By James Atkinson
In an interview with TheShout, Mervis said his previously stated view that consumers were happy to pay more for beer had been borne out in recent months.
"Historically there has been a very fierce, competitive race to the bottom in terms of pricing," he said.
"Different retailers have always tried to ensure that they remain the cheapest retailer when in fact the consumer has been happy and willing to pay slightly more than the price they've offered it at."
"I think there has been a little bit more price discipline across the market and we've seen retailers have been charging slightly more and consumers have been prepared to spend a bit more," Mervis said.
"We need to ensure that there's a sustainable margin for all the participants through the value chain."
Blended margin is key
In any case, Mervis said it's important for retailers to consider their margins on mainstream beer in context.
"Sometimes they don't look at what is a blended margin," he said.

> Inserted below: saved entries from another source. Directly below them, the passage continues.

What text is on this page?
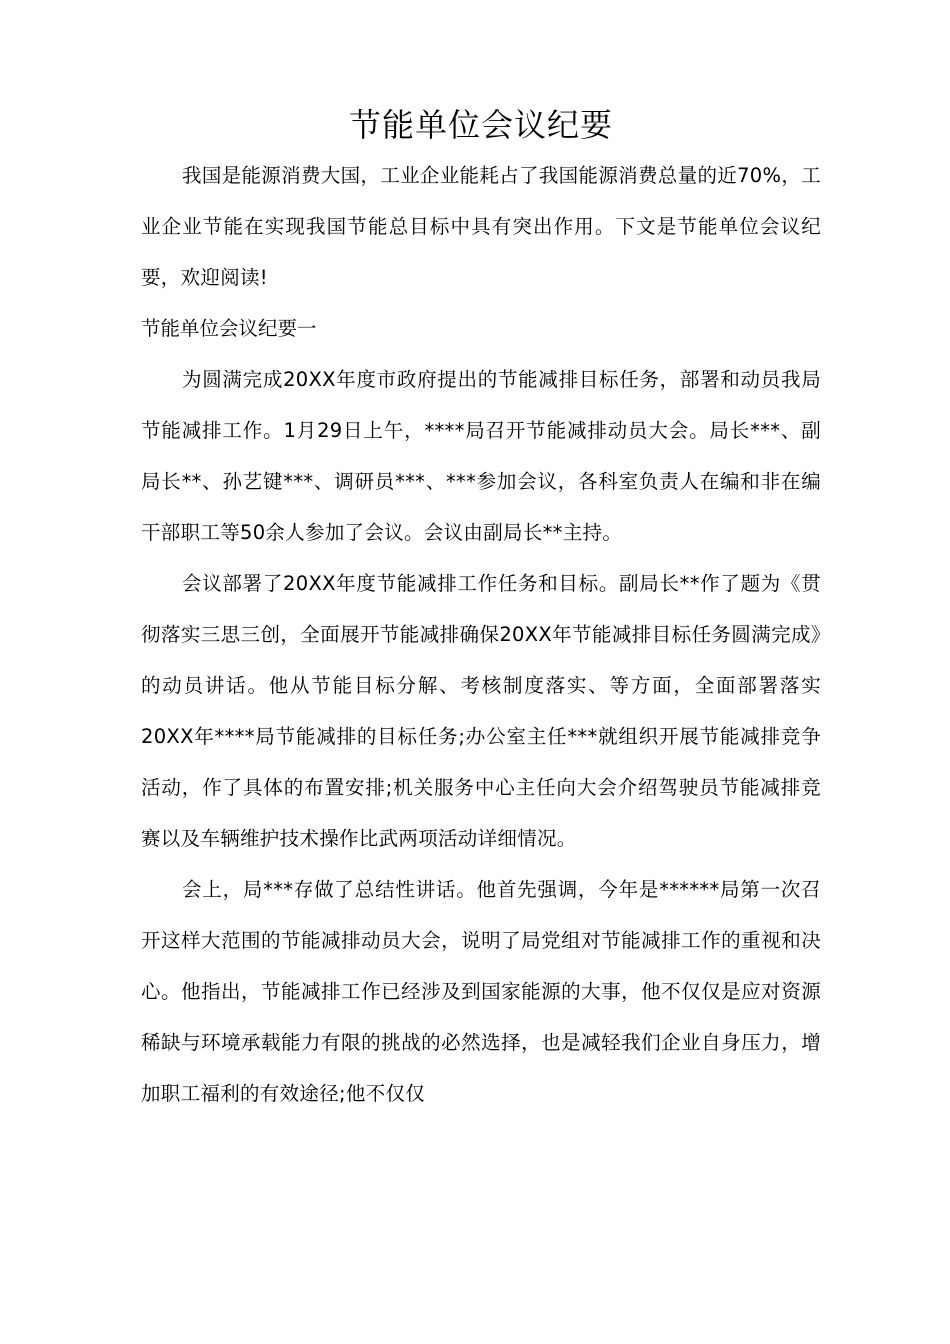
节能单位会议纪要

我国是能源消费大国，工业企业能耗占了我国能源消费总量的近70%，工业企业节能在实现我国节能总目标中具有突出作用。下文是节能单位会议纪要，欢迎阅读!

节能单位会议纪要一

为圆满完成20XX年度市政府提出的节能减排目标任务，部署和动员我局节能减排工作。1月29日上午，****局召开节能减排动员大会。局长***、副局长**、孙艺键***、调研员***、***参加会议，各科室负责人在编和非在编干部职工等50余人参加了会议。会议由副局长**主持。

会议部署了20XX年度节能减排工作任务和目标。副局长**作了题为《贯彻落实三思三创，全面展开节能减排确保20XX年节能减排目标任务圆满完成》的动员讲话。他从节能目标分解、考核制度落实、等方面，全面部署落实20XX年****局节能减排的目标任务;办公室主任***就组织开展节能减排竞争活动，作了具体的布置安排;机关服务中心主任向大会介绍驾驶员节能减排竞赛以及车辆维护技术操作比武两项活动详细情况。

会上，局***存做了总结性讲话。他首先强调，今年是******局第一次召开这样大范围的节能减排动员大会，说明了局党组对节能减排工作的重视和决心。他指出，节能减排工作已经涉及到国家能源的大事，他不仅仅是应对资源稀缺与环境承载能力有限的挑战的必然选择，也是减轻我们企业自身压力，增加职工福利的有效途径;他不仅仅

"They'll take the margin that they make out of selling a 24-pack of stubbies, but when you blend it with how many six-packs they sell or how many single units they sell, the blended margin is a lot higher than the five per cent [for a 24-pack]."
Mervis acknowledged that in some demographic areas the proportion of cases sold is higher than that of single units or six packs.
"But generally you will find always that the equivalent of about three six packs is the same price as a 24-pack," he said.
"So if they are able to sell six-packs, bring them to the front of the store and amplify that, they tend to get a higher blended margin."